A small intraovarian abscess is present in this ovary. In the live cow this presents a diagnostic challenge to differentiate the small firm abscess from a corpus luteum. Of course, the abscess is endocrinologically inactive, hence unlikely to affect the cyclic activity. Rupture will predispose to adhesions.
Drost M (1971)

Ovarian Tuberculosis.
The granulomatous reaction shown by this ovary is due to tuberculosis.
Roberts SJ (1973)

Partial Ovarian Hypoplasia.
Partial congenital hypoplasia of the medial pole of the ovary.
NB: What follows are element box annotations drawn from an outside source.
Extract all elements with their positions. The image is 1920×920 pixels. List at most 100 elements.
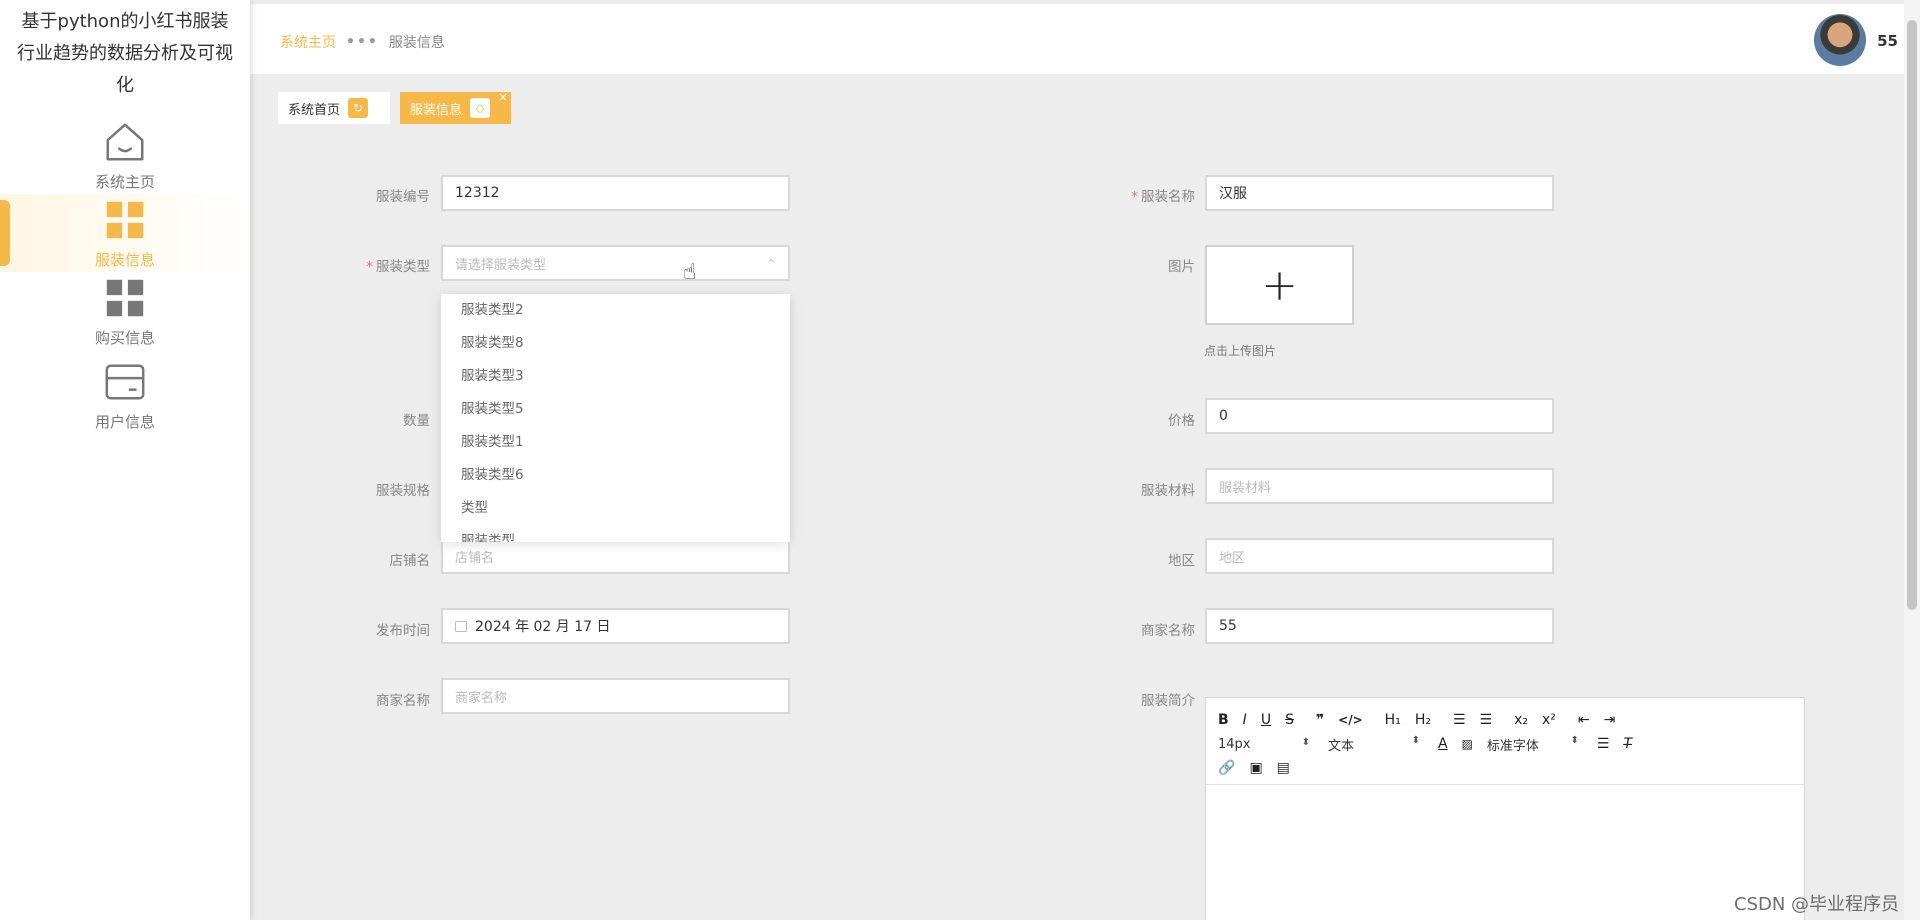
sidebar-item-purchase[interactable]: 购买信息 [0, 272, 250, 350]
video-icon[interactable]: ▤ [1277, 760, 1290, 776]
font-size-value: 14px [1218, 736, 1251, 752]
dropdown-option[interactable]: 类型 [441, 492, 790, 525]
type-select[interactable]: 请选择服装类型 ⌃ [441, 245, 790, 281]
editor-toolbar: B I U S ❞ </> H₁ H₂ ☰ ☰ x₂ x² ⇤ ⇥ 14px ⬍ … [1206, 698, 1804, 785]
type-dropdown: 服装类型2 服装类型8 服装类型3 服装类型5 服装类型1 服装类型6 类型 服… [441, 294, 790, 542]
font-family-select[interactable]: 标准字体 ⬍ [1487, 735, 1579, 754]
breadcrumb-separator: ••• [346, 34, 379, 50]
sidebar-item-label: 购买信息 [94, 328, 155, 347]
sidebar-item-label: 服装信息 [94, 250, 155, 269]
dropdown-option[interactable]: 服装类型 [441, 525, 790, 542]
merchant-label-right: 商家名称 [1141, 623, 1195, 639]
tab-clothing[interactable]: 服装信息 ◇ × [400, 90, 511, 124]
required-mark: * [366, 259, 373, 275]
dropdown-option[interactable]: 服装类型1 [441, 426, 790, 459]
close-icon[interactable]: × [498, 90, 508, 104]
background-color-icon[interactable]: ▨ [1462, 737, 1473, 751]
name-label: * 服装名称 [1075, 185, 1195, 205]
font-color-icon[interactable]: A [1438, 736, 1448, 752]
sidebar-item-users[interactable]: 用户信息 [0, 350, 250, 440]
publish-time-label: 发布时间 [376, 623, 430, 639]
indent-icon[interactable]: ⇥ [1604, 712, 1616, 728]
dropdown-option[interactable]: 服装类型2 [441, 294, 790, 327]
breadcrumb-home[interactable]: 系统主页 [280, 32, 336, 52]
italic-icon[interactable]: I [1243, 712, 1247, 728]
spec-label: 服装规格 [376, 483, 430, 499]
tab-label: 服装信息 [410, 102, 463, 118]
price-input[interactable]: 0 [1205, 398, 1554, 434]
sidebar-item-label: 系统主页 [94, 172, 155, 191]
paragraph-select[interactable]: 文本 ⬍ [1328, 735, 1420, 754]
clear-format-icon[interactable]: T̶ [1623, 736, 1632, 752]
link-icon[interactable]: 🔗 [1218, 760, 1235, 776]
breadcrumb: 系统主页 ••• 服装信息 [280, 32, 445, 52]
calendar-icon [455, 620, 467, 632]
intro-label: 服装简介 [1141, 693, 1195, 709]
superscript-icon[interactable]: x² [1542, 712, 1556, 728]
heading1-icon[interactable]: H₁ [1385, 712, 1401, 728]
top-header: 系统主页 ••• 服装信息 55 [250, 4, 1904, 74]
shield-icon: ◇ [470, 98, 491, 118]
align-icon[interactable]: ☰ [1597, 736, 1610, 752]
bold-icon[interactable]: B [1218, 712, 1229, 728]
paragraph-value: 文本 [1328, 738, 1355, 754]
quantity-label: 数量 [403, 413, 430, 429]
page-scrollbar[interactable] [1904, 0, 1920, 920]
sidebar-item-clothing[interactable]: 服装信息 [0, 194, 250, 272]
breadcrumb-current: 服装信息 [388, 35, 445, 51]
merchant-input-left[interactable]: 商家名称 [441, 678, 790, 714]
region-label: 地区 [1168, 553, 1195, 569]
hand-cursor-icon: ☝ [683, 260, 697, 285]
region-input[interactable]: 地区 [1205, 538, 1554, 574]
type-select-placeholder: 请选择服装类型 [455, 257, 547, 273]
image-icon[interactable]: ▣ [1249, 760, 1262, 776]
card-icon [105, 363, 145, 400]
ordered-list-icon[interactable]: ☰ [1453, 712, 1466, 728]
app-title: 基于python的小红书服装行业趋势的数据分析及可视化 [17, 11, 233, 96]
chevron-icon: ⬍ [1301, 736, 1310, 748]
code-input[interactable]: 12312 [441, 175, 790, 211]
avatar[interactable] [1814, 14, 1866, 66]
dropdown-option[interactable]: 服装类型8 [441, 327, 790, 360]
bullet-list-icon[interactable]: ☰ [1480, 712, 1493, 728]
chevron-up-icon: ⌃ [766, 257, 776, 270]
publish-time-value: 2024 年 02 月 17 日 [475, 619, 611, 635]
upload-hint: 点击上传图片 [1204, 344, 1277, 358]
subscript-icon[interactable]: x₂ [1514, 712, 1528, 728]
username[interactable]: 55 [1877, 32, 1898, 50]
sidebar-item-home[interactable]: 系统主页 [0, 116, 250, 194]
tab-home[interactable]: 系统首页 ↻ [278, 92, 390, 124]
plus-icon: + [1261, 259, 1298, 311]
code-label: 服装编号 [376, 189, 430, 205]
dropdown-option[interactable]: 服装类型6 [441, 459, 790, 492]
merchant-input-right[interactable]: 55 [1205, 608, 1554, 644]
dropdown-option[interactable]: 服装类型5 [441, 393, 790, 426]
watermark: CSDN @毕业程序员 [1734, 894, 1900, 915]
image-upload-button[interactable]: + [1205, 245, 1354, 325]
dropdown-option[interactable]: 服装类型3 [441, 360, 790, 393]
heading2-icon[interactable]: H₂ [1415, 712, 1431, 728]
blockquote-icon[interactable]: ❞ [1316, 712, 1324, 728]
sidebar-item-label: 用户信息 [94, 412, 155, 431]
type-label: * 服装类型 [310, 255, 430, 275]
scrollbar-thumb[interactable] [1907, 20, 1917, 610]
tab-label: 系统首页 [288, 102, 341, 118]
name-label-text: 服装名称 [1141, 189, 1195, 205]
strike-icon[interactable]: S [1285, 712, 1294, 728]
font-size-select[interactable]: 14px ⬍ [1218, 737, 1310, 752]
publish-time-picker[interactable]: 2024 年 02 月 17 日 [441, 608, 790, 644]
intro-editor: B I U S ❞ </> H₁ H₂ ☰ ☰ x₂ x² ⇤ ⇥ 14px ⬍ … [1205, 697, 1805, 920]
refresh-icon: ↻ [348, 98, 369, 118]
merchant-label-left: 商家名称 [376, 693, 430, 709]
price-label: 价格 [1168, 413, 1195, 429]
shop-input[interactable]: 店铺名 [441, 538, 790, 574]
required-mark: * [1131, 189, 1138, 205]
type-label-text: 服装类型 [376, 259, 430, 275]
grid-icon [106, 201, 144, 238]
code-icon[interactable]: </> [1338, 713, 1363, 727]
name-input[interactable]: 汉服 [1205, 175, 1554, 211]
underline-icon[interactable]: U [1261, 712, 1271, 728]
material-input[interactable]: 服装材料 [1205, 468, 1554, 504]
outdent-icon[interactable]: ⇤ [1578, 712, 1590, 728]
chevron-icon: ⬍ [1411, 734, 1420, 746]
This occurs infrequently.
Roberts SJ (1973)

Acute Vitamin A Deficiency.
The ovaries of this heifer were inactive due to acute vitamin A deficiency as a result of (experimental) poisoning with chlorinated naphthalenes, formerly used in lubricants.
Roberts SJ (1973)

Ovariectomy.
Pistol grip ecraseur, with a flat crush-cut blade, for ovariectomy by laparotomy or colpotomy in cattle. It is best to use this instrument on day 2 to 3 of the estrous cycle, when the ovarian blood supply is minimal.